Matt Harrison - Research

Current Research

Overview

My group is currently studying statistical methods that are agnostic about certain aspects of the underlying distribution of the data. This seems increasingly desirable in many modern problems because of the inherent difficulties that arise when modeling high-dimensional distributions. Applications in neuroscience are an area of special focus. Here we would like statistical methods that can resolve scientific questions about processes operating on a given time scale, while being agnostic about processes operating at different time scales.

Some of the interesting side projects that have arisen along the way include sampling algorithms for graphs with specified degree sequences (or tables with specified margins), a simple procedure to provably control the type I error rate of Monte Carlo hypothesis tests based on importance sampling, and improved algorithms for brain-machine interfaces for people with tetraplegia.

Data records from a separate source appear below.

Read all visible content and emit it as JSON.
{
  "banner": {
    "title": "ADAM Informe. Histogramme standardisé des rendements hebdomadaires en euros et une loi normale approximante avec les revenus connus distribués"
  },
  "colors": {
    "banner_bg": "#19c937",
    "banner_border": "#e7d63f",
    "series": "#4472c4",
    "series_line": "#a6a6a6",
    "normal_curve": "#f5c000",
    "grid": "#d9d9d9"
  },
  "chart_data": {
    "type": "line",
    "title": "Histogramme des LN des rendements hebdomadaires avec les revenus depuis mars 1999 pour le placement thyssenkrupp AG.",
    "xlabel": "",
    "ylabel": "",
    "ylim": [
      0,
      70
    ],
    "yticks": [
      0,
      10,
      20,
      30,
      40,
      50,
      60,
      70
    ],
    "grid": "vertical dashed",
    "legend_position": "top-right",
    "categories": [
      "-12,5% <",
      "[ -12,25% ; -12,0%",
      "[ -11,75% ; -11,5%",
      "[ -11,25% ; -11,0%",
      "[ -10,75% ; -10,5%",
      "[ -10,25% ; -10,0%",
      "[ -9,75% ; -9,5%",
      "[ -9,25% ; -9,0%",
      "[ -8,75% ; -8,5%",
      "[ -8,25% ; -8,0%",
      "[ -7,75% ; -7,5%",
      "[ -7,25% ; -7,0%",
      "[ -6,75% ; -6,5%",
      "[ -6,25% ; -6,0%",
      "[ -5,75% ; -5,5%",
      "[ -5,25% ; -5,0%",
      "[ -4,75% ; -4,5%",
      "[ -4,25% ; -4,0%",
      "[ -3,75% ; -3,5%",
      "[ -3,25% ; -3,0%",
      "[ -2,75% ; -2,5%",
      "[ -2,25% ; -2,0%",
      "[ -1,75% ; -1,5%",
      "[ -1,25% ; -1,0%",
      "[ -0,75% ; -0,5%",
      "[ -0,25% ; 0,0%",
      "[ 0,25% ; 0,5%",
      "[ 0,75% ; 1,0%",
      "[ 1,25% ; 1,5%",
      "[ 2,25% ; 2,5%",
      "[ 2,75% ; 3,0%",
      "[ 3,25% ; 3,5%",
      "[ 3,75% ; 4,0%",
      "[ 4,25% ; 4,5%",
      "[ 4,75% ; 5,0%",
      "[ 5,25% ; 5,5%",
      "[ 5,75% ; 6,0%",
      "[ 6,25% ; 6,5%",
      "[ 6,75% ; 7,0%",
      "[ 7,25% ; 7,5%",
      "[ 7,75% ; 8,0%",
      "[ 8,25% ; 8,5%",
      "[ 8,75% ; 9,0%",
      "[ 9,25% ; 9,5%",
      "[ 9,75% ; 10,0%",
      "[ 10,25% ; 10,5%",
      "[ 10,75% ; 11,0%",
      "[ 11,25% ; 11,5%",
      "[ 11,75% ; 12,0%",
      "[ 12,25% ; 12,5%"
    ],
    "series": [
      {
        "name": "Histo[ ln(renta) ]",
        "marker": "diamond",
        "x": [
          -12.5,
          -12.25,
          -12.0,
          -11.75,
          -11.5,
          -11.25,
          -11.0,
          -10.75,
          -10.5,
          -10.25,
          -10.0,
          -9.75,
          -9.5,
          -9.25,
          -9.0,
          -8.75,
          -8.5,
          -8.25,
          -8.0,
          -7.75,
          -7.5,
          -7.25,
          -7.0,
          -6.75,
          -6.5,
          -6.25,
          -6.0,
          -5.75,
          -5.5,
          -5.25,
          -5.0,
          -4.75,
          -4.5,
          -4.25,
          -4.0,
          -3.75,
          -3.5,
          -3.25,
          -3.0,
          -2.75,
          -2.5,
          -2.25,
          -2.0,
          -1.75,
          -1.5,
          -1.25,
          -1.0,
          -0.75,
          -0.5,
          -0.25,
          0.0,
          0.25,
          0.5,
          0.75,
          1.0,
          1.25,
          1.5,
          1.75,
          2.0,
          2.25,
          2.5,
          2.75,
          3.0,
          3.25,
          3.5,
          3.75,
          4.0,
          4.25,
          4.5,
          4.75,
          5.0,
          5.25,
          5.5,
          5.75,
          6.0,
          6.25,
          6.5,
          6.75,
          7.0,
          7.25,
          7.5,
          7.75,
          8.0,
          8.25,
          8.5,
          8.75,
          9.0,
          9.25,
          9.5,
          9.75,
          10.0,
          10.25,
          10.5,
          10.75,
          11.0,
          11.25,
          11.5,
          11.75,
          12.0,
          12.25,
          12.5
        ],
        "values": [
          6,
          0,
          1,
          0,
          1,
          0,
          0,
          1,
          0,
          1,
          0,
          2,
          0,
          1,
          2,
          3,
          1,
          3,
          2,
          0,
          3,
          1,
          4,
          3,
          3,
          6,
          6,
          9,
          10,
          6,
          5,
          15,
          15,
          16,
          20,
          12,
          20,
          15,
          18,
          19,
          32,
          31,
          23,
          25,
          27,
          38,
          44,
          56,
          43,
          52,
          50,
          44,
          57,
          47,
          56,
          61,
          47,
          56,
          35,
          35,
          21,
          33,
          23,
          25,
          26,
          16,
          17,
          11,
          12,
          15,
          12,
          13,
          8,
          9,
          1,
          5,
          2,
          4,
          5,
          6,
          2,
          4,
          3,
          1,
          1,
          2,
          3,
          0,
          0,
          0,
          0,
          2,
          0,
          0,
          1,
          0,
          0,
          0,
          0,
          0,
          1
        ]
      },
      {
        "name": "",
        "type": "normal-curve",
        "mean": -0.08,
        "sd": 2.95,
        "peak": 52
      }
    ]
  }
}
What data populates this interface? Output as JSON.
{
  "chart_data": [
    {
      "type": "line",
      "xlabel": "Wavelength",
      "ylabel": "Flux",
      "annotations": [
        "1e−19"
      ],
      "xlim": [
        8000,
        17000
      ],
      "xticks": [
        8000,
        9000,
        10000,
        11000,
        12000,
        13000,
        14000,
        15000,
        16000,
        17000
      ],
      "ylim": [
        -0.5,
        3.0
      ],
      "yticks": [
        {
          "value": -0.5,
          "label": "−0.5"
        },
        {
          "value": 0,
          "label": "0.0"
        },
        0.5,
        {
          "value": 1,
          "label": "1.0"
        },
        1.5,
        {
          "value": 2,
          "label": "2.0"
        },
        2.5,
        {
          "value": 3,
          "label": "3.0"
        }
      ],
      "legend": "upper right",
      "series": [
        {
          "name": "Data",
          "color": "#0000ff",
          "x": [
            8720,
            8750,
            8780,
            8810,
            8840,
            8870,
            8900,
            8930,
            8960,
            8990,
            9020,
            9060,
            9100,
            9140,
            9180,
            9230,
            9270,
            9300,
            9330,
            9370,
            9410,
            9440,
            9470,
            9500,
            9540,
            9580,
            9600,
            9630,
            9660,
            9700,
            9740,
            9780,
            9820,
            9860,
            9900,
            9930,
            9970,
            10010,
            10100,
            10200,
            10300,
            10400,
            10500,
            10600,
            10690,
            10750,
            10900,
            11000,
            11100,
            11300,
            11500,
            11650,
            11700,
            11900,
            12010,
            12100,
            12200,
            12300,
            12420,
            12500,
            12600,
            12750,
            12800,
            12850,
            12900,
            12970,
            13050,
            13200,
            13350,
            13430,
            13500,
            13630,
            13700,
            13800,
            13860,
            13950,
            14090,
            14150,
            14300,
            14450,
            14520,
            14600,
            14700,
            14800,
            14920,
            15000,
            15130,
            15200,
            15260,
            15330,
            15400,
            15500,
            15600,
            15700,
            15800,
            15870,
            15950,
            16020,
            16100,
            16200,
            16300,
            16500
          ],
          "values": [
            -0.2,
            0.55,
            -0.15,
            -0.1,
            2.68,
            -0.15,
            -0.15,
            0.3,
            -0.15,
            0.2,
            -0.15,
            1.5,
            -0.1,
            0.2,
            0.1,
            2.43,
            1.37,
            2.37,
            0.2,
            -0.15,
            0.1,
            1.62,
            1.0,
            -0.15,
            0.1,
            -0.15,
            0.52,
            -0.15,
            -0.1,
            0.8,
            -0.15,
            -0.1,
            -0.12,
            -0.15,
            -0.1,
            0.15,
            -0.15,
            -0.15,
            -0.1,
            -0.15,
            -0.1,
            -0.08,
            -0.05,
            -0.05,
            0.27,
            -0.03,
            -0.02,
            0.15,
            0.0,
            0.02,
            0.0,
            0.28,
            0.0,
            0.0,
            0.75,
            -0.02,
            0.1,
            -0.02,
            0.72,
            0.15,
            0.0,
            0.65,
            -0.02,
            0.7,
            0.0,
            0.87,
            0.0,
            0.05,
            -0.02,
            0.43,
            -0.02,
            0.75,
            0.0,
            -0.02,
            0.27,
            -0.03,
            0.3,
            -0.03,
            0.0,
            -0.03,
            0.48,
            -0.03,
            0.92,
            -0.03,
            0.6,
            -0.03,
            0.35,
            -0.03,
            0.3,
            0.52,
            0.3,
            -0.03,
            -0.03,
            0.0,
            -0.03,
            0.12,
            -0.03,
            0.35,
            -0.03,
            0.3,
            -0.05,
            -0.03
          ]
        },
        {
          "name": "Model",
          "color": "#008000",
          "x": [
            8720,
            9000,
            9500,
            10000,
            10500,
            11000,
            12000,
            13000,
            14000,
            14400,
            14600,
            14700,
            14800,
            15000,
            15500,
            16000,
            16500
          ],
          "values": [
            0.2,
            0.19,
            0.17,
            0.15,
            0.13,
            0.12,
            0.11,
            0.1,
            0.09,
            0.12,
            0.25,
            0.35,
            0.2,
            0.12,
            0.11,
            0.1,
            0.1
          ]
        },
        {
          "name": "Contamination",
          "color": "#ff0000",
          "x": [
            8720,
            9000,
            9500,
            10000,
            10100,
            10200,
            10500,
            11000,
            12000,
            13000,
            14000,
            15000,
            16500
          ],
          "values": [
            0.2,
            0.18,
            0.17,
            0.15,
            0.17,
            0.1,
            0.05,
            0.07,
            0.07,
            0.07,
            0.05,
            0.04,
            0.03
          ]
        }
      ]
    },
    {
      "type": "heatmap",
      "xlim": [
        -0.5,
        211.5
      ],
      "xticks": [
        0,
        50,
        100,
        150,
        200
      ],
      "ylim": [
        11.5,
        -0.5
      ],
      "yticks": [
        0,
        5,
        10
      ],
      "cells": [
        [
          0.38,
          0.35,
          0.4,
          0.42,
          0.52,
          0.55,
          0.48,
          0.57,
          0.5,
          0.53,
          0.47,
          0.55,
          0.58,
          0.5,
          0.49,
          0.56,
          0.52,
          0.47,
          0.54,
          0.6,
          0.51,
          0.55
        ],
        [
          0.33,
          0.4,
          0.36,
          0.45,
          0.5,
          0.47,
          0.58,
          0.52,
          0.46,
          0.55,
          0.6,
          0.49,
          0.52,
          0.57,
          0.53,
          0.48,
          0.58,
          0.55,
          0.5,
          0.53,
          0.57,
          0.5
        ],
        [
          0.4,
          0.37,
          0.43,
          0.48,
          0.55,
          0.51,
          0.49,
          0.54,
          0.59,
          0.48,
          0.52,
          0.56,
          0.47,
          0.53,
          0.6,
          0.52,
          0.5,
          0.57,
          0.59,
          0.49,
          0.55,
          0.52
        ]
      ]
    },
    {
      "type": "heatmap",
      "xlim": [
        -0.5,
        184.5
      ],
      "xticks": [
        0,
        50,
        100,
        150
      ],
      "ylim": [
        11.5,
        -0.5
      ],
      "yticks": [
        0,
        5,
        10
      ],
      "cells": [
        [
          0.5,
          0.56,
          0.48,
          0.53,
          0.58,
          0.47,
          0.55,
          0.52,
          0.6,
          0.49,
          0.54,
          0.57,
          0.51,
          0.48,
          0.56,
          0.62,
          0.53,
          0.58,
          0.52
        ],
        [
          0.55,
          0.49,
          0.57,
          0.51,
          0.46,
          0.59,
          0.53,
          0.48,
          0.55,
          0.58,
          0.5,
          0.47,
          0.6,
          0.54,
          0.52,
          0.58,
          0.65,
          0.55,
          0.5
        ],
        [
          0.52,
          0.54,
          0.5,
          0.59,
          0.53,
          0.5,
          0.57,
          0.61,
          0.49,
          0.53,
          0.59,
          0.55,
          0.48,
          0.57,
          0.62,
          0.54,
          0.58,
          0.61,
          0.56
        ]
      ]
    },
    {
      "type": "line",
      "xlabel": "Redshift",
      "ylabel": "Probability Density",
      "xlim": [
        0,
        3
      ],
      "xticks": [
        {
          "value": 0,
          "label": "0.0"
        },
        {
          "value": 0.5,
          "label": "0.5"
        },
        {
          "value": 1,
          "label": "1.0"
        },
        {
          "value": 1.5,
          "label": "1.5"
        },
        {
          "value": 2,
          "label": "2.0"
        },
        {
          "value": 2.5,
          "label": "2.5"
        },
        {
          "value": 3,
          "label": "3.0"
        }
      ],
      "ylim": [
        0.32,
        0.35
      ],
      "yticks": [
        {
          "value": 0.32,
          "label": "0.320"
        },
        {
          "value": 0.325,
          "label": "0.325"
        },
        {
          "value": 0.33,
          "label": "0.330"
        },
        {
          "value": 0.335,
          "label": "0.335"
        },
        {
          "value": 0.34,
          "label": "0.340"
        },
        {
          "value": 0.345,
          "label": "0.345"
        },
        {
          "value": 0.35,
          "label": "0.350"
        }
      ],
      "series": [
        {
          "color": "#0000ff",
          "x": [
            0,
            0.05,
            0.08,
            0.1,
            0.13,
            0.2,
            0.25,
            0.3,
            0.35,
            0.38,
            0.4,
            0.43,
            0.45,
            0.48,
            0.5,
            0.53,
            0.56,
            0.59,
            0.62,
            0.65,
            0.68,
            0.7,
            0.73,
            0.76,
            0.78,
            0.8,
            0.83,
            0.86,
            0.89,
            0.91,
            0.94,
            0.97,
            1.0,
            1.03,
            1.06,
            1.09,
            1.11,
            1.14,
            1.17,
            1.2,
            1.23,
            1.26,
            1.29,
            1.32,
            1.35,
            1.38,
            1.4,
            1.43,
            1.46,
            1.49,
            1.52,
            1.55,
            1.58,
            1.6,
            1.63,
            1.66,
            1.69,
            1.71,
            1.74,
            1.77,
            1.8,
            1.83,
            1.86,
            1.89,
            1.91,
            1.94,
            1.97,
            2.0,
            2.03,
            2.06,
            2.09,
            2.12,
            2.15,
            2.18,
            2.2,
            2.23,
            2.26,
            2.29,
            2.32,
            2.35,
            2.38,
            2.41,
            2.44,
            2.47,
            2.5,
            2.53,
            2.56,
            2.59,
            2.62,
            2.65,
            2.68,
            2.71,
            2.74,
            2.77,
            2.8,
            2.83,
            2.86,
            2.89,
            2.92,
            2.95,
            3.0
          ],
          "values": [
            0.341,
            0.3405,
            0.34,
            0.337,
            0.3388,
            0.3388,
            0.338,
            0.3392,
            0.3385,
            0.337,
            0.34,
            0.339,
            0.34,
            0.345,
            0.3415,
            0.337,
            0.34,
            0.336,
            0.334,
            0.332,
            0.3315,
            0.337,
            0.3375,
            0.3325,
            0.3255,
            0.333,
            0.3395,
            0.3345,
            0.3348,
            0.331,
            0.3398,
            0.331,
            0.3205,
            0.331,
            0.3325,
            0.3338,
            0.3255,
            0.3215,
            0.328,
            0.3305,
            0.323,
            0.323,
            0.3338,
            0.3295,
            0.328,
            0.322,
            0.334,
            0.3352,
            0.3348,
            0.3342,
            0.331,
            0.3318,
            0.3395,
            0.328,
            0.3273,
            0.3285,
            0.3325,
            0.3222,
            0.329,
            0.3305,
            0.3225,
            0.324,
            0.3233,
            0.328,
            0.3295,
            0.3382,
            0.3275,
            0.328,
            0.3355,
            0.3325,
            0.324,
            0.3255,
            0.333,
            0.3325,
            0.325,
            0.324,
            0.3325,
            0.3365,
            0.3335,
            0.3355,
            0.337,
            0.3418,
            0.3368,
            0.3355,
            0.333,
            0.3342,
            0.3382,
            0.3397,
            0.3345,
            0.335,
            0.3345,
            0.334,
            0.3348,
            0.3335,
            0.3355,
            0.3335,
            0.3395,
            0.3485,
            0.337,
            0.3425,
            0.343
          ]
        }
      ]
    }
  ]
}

Estimating the number of components in a finite mixture

People

Jeff Miller
Matt Harrison

Presentations and Manuscripts

J Miller, M Harrison. A simple example of Dirichlet process mixture inconsistency for the number of components. arXiv:1301.2708.
J Miller, M Harrison (2012) Posterior consistency for the number of components in a finite mixture. 2012 NIPS Workshop on Modern Nonparametric Machine Learning. Lake Tahoe, NV.
J Miller, M Harrison (2012) Dirichlet process mixtures are inconsistent for the number of components in a finite mixture. ICERM Bayesian Nonparametrics Workshop. Providence, RI. Slides [pdf]

Summary

Dirichlet process mixtures (DPMs) are often applied when the data is assumed to come from a mixture with finitely many components, but one does not know the number of components s. In many such cases, one desires to make inferences about s, and it is common practice use the posterior distribution on the number of components occurring so far. It turns out that this posterior is not consistent for s. That is, we have proven that given unlimited i.i.d. data from a finite mixture with s₀ components, the posterior probability of s₀ does not converge to 1. The same result holds for Pitman-Yor process mixtures, and many other related nonparametric Bayesian priors. Motivated by this finding, we examine an alternative approach to Bayesian nonparametric mixtures, which we refer to as a mixture of finite mixtures (MFM). In addition to being consistent for the number of components, MFMs are very natural and possess many of the attractive features of DPMs, including: efficient approximate inference (with MCMC), consistency for the density (at the optimal rate, under certain conditions), and appealing equivalent formulations ("restaurant process", distribution on partitions, stick-breaking, and random discrete measures). Our findings suggest that MFMs are preferable to DPMs when the data comes from a finite mixture.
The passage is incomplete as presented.